Legumes are so much a part of modern human existence that the world would, without question, be a very different place without them. In fact, if we didn’t have legumes, it would be like we’d never bean here at all!

Other Random Facts

  • The Central American legume Entada gigas—a large woody vine called “monkey ladder”—produces the largest pod of any legume. The pods grow to more than six feet long, and hold about 15 heart-shaped beans, each roughly 2.5 inches in diameter.
  • The toxin found in some legumes is a type of lectin, or plant protein, called phytohaemagglutinin. The beans with the highest amount: raw red kidney beans. Eating these beans (and many other kinds, too) without properly preparing them can cause extreme nausea, vomiting, and diarrhea.
  • Peas, green beans, and peanuts are very low in phytohaemagglutinin, so they are safe to eat raw.
  • What’s the difference between a pea and a bean? Both words are used to describe all kinds of plants, but technically speaking, “beans” are the pods and seeds of all legume species, while “peas” are the pods and seeds of just one legume species—Pisum sativum—which we know as common peas.
  • Since peas, beans, and peanuts are all legumes, are people who are allergic to peanuts also allergic to beans and peas? Mostly not, but studies have shown that some people who are allergic to peanuts (perhaps as many as 10 percent) are also allergic to beans, especially soybeans.
  • For centuries, people in Eastern Europe have spread the leaves of kidney-bean plants on bedbug-infested beds at night.
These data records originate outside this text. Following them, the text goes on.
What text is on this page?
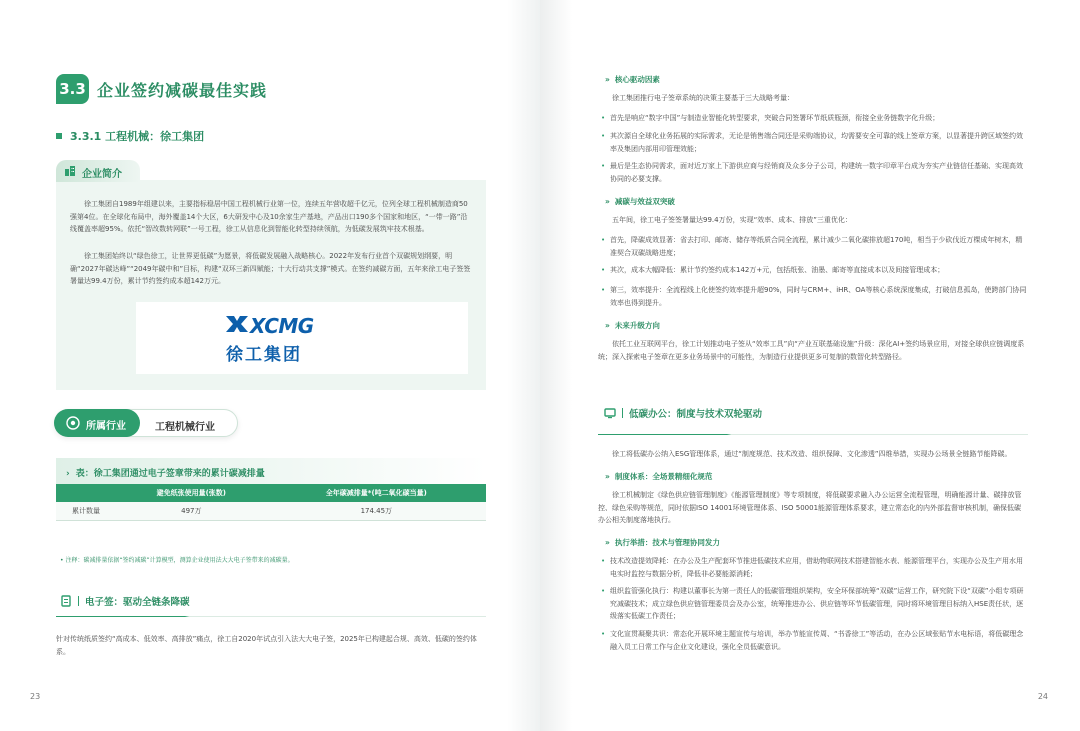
3.3 企业签约减碳最佳实践
3.3.1 工程机械：徐工集团
企业简介

徐工集团自1989年组建以来，主要指标稳居中国工程机械行业第一位，连续五年营收超千亿元，位列全球工程机械制造商50强第4位。在全球化布局中，海外覆盖14个大区，6大研发中心及10余家生产基地，产品出口190多个国家和地区，“一带一路”沿线覆盖率超95%。依托“智改数转网联”一号工程，徐工从信息化到智能化转型持续领航，为低碳发展筑牢技术根基。

徐工集团始终以“绿色徐工，让世界更低碳”为愿景，将低碳发展融入战略核心。2022年发布行业首个双碳规划纲要，明确“2027年碳达峰”“2049年碳中和”目标，构建“双环三新四赋能；十大行动共支撑”模式。在签约减碳方面，五年来徐工电子签签署量达99.4万份，累计节约签约成本超142万元。

XCMG
徐工集团
所属行业	工程机械行业
› 表：徐工集团通过电子签章带来的累计碳减排量
	避免纸张使用量(张数)	全年碳减排量*(吨二氧化碳当量)
累计数量	497万	174.45万
• 注释：碳减排量依据“签约减碳”计算模型，测算企业使用法大大电子签带来的减碳量。
电子签：驱动全链条降碳

针对传统纸质签约“高成本、低效率、高排放”痛点，徐工自2020年试点引入法大大电子签，2025年已构建起合规、高效、低碳的签约体系。

23
» 核心驱动因素

徐工集团推行电子签章系统的决策主要基于三大战略考量：

• 首先是响应“数字中国”与制造业智能化转型要求，突破合同签署环节纸质瓶颈，衔接全业务链数字化升级；

• 其次源自全球化业务拓展的实际需求，无论是销售端合同还是采购端协议，均需要安全可靠的线上签章方案，以显著提升跨区域签约效率及集团内部用印管理效能；

• 最后是生态协同需求，面对近万家上下游供应商与经销商及众多分子公司，构建统一数字印章平台成为夯实产业链信任基础、实现高效协同的必要支撑。

» 减碳与效益双突破

五年间，徐工电子签签署量达99.4万份，实现“效率、成本、排放”三重优化：

• 首先，降碳成效显著：省去打印、邮寄、储存等纸质合同全流程，累计减少二氧化碳排放超170吨，相当于少砍伐近万棵成年树木，精准契合双碳战略进度；

• 其次，成本大幅降低：累计节约签约成本142万+元，包括纸张、油墨、邮寄等直接成本以及间接管理成本；

• 第三，效率提升：全流程线上化使签约效率提升超90%，同时与CRM+、iHR、OA等核心系统深度集成，打破信息孤岛，使跨部门协同效率也得到提升。

» 未来升级方向

依托工业互联网平台，徐工计划推动电子签从“效率工具”向“产业互联基础设施”升级：深化AI+签约场景应用，对接全球供应链调度系统；深入探索电子签章在更多业务场景中的可能性，为制造行业提供更多可复制的数智化转型路径。

低碳办公：制度与技术双轮驱动

徐工将低碳办公纳入ESG管理体系，通过“制度规范、技术改造、组织保障、文化渗透”四维举措，实现办公场景全链路节能降碳。

» 制度体系：全场景精细化规范

徐工机械制定《绿色供应链管理制度》《能源管理制度》等专项制度，将低碳要求融入办公运营全流程管理，明确能源计量、碳排放管控、绿色采购等规范，同时依据ISO 14001环境管理体系、ISO 50001能源管理体系要求，建立常态化的内外部监督审核机制，确保低碳办公相关制度落地执行。

» 执行举措：技术与管理协同发力

• 技术改造提效降耗：在办公及生产配套环节推进低碳技术应用，借助物联网技术搭建智能水表、能源管理平台，实现办公及生产用水用电实时监控与数据分析，降低非必要能源消耗；

• 组织监管强化执行：构建以董事长为第一责任人的低碳管理组织架构，安全环保部统筹“双碳”运营工作，研究院下设“双碳”小组专项研究减碳技术；成立绿色供应链管理委员会及办公室，统筹推进办公、供应链等环节低碳管理，同时将环境管理目标纳入HSE责任状，逐级落实低碳工作责任；

• 文化宣贯凝聚共识：常态化开展环境主题宣传与培训，举办节能宣传周、“书香徐工”等活动，在办公区域张贴节水电标语，将低碳理念融入员工日常工作与企业文化建设，强化全员低碳意识。

24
In the morning, the leaves—by then full of bedbugs—would be burned. In 2013, the New York Times reported that a team of American scientists were studying the practice and had learned that microscopic hairs on the bean leaves actually impale the bugs’ legs, trapping them on the leaves.
  • Misnomers: Coffee beans, castor beans, cocoa beans, and vanilla beans all resemble leguminous beans—but none of them are. (Neither are Mexican jumping beans.) And despite their names, chick peas and black-eyed peas are both actually types of beans.